Extract every first letter from a strings with regex without a loop

I’m trying to make shortenings of company names using a regular expression, by taking taking the first letter every part of the name.
Fx ‘Great Garden Centre’ → GGC
I’m not sure if this is possible without a loop, but I’m also no buff at using regex.

I’ve sofar I can only extract the first letter using this:

REGEX_EXTRACT(Company, "\\b[a-zA-Z]")

Is this possible without looping through every word?

Hi there! What you did will only extract the letter G from the example you’ve provided. It’s because according to documentation REGEX_EXTRACT returns only the first occurence that matches your regex. I thought it’s not possible but I’ve played a while and I was able to achieve it by below formula:

SUBSTITUTE(REGEX_REPLACE(Notes, "[a-z]", ""), " ", "")

So with REGEX_REPLACE I’m replacing every small letter with empty string first. This doesn’t seem to work as expected giving me “G G C” with spaces between letters. For that I’ve wrapped it with SUBSTITUTE that replaces spaces (" “) with nothing (”") so you get “GGC”.

2 Likes

Ahhh thats quite a nice way around it, but I assume I’ll need always to write first letters in caps. But guess it’ll have to do. Thank you for your help and clear explanation.

1 Like

If you don’t want to worry about capital letters or not, this should do it:

SUBSTITUTE(REGEX_REPLACE(Notes, "\\B[a-z]", ""), " ", "")

I’ve checked it and it seems to work. I’m not an expert in regex though, I just try and see what happens :smiley:

1 Like

An even simpler formula would be

REGEX_REPLACE(Notes, "\\B\\w+\\W*", "")

This will delete all word characters that are not at the start of a word up to, and including, eventual subsequent non-word characters. “Great Garden Company” becomes “GGC” and “Not so great Company” becomes “NsgC”.

Note that, as of this writing, Airtable regular expressions are not Unicode aware, so that letters outside the English Latin subset will be considered non-word characters and thus will not be abbreviated.

4 Likes

That is just perfect - thank you @Martin_Kopischke

This is a nice solution.

However, one of the problems with creating a regular expression like this is dealing with punctuation:

  • Annie’s Bagels
  • Pick 'n Save
  • 'Tis the Season
  • company.com

A slight tweak will seal with the first case.

REGEX_REPLACE(Notes, "\\B[\\w']+\\W*", "")

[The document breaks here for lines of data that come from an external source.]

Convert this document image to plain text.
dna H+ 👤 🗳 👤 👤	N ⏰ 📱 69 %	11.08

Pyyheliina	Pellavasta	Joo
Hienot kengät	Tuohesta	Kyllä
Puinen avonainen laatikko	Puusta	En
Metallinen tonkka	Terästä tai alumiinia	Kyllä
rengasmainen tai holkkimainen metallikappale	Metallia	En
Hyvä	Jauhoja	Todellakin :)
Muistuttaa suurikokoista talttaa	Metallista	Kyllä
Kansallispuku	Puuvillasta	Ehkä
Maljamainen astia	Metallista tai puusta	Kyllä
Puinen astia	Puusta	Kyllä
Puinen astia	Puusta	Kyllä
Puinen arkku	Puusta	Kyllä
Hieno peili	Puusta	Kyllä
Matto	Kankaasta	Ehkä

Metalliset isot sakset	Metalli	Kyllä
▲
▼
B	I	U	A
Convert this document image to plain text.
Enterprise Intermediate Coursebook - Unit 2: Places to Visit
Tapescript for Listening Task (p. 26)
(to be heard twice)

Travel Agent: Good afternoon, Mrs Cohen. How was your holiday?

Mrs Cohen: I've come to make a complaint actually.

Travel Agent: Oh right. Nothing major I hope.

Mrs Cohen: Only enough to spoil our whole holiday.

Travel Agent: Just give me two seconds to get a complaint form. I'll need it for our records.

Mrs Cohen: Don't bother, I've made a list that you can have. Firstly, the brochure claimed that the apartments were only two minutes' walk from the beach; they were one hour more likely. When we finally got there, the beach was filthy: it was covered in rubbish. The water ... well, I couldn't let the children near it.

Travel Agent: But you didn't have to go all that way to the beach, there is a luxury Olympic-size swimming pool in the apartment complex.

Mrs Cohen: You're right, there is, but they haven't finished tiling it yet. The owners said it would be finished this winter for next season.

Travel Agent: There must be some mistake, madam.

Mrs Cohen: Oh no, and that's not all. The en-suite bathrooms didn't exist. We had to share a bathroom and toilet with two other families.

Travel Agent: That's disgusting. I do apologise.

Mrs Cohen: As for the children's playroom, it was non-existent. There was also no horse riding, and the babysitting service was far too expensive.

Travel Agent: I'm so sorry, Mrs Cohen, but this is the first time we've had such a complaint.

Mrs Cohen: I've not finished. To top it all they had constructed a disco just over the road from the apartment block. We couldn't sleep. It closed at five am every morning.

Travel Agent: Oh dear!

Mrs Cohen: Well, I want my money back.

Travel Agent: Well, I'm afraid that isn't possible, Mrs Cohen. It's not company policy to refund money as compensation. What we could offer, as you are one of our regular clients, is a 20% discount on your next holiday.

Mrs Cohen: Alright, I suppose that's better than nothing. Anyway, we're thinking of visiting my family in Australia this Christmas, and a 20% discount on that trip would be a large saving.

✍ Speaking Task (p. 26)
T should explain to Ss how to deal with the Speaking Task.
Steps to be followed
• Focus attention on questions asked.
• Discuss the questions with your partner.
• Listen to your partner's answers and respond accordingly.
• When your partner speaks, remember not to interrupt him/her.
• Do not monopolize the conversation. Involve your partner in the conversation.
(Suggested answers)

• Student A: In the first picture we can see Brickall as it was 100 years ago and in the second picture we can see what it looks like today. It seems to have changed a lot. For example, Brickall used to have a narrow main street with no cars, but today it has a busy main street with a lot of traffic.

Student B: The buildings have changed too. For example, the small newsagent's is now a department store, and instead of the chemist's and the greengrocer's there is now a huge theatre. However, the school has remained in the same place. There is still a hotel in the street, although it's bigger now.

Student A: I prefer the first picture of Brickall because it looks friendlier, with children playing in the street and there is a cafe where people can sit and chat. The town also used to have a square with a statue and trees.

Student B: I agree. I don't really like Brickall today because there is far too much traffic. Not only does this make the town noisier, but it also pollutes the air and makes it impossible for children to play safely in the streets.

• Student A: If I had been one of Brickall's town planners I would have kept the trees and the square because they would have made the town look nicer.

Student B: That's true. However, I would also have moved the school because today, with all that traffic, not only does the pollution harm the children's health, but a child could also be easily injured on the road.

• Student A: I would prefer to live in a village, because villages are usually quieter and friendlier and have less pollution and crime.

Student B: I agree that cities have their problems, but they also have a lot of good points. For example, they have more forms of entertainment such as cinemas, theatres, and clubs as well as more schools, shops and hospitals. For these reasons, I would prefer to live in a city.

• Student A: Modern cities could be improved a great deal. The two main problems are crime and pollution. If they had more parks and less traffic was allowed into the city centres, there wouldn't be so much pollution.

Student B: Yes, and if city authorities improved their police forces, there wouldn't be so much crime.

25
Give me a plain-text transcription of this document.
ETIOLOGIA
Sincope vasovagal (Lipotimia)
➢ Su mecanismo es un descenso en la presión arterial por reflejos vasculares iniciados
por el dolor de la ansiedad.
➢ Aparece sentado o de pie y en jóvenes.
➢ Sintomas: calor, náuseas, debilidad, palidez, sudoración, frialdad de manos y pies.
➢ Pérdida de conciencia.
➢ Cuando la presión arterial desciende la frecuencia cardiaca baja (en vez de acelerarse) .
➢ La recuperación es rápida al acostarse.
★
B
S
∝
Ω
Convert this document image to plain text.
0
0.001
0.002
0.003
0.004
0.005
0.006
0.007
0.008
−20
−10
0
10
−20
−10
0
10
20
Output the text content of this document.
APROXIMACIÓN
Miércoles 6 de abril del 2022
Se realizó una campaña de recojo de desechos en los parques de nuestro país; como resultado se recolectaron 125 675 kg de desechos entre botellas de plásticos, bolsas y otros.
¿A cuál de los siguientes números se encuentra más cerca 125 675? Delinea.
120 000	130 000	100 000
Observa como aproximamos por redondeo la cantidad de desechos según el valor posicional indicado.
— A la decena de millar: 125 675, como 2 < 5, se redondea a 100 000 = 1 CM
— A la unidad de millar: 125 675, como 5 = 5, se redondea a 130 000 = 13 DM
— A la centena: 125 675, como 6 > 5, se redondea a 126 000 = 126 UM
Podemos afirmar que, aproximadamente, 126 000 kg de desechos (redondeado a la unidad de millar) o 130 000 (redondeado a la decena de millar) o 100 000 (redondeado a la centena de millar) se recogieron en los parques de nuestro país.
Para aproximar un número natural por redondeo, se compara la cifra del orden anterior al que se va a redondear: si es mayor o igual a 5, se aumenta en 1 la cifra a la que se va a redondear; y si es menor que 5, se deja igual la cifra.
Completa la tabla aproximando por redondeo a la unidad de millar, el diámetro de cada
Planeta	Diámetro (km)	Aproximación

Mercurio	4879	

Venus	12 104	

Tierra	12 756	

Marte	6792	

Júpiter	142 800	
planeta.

But there are so many cases where you just can’t predict punctuation that is is very hard to have a robust regular expression to deal with all of these situations.

3 Likes

Absolutely, you are right on all counts. There is only so much you can achieve with a regex considering the bewildering range of possible inputs, including incorrect forms (case in point: your regex will actually not match your first example the way you would expect it to, because that apostrophe is a typographically correct one while the regex only matches on ASCII single quotes), never mind the fact that any letter not accounted for by ASCII throws a spanner into the works, as mentioned. Personally, I’d recommend not relying on such an automatism at all and setting the abbreviation manually instead, but that is outside the scope of OP’s question, and I prefer to avoid answering “you shouldn’t be doing that” / “why would you want to do that” when I can :wink:.

3 Likes

For whatever reason I always dip headless into the automation bucket and completely disregard that sometimes the best way is just do it manually.

1 Like

One of the nicer aspects of Airtable is that you can actually combine both approaches for an existing data set. Define a formula column using a variant of my regex to get a first raw set of abbreviations, then convert that column into text. Airtable will keep the calculated values while converting, which means you can now fine tune the existing abbreviations, and any new entry will then add their abbreviation manually.

Or, if you prefer, you can keep the calculated column and add an override text column where users can manually tune (or deviate from) it, then base all display and operations on a third formula column that selects the override value if present, or the automatic one if not (I do that in some scenarios where the automatic value is right in at least 75 % of the cases). It all depends on factors like existing data set, frequency of new inputs, qualification of users inputting data etc.

1 Like

On a more personal note, I wouldn’t call this “headless”: the allure of automatisms is great, and when they work, they feel like magic. It’s when you start hitting the edge cases you will come to the insight that doing the work, albeit annoying, is often superior to magic that goes wrong. At least that’s what happened to me: I have rolled back most automatisms in our system over time, sometimes falling back to the override pattern I described, but most often just saying “f**k it, not worth the hassle” (disclaimer: we have a very small, specialised team doing data entry and the volume of new inputs at any point in time is small enough for me to keep tabs on inconsistencies and lags in the data; YMMV).

2 Likes

This topic was solved and automatically closed 3 days after the last reply. New replies are no longer allowed.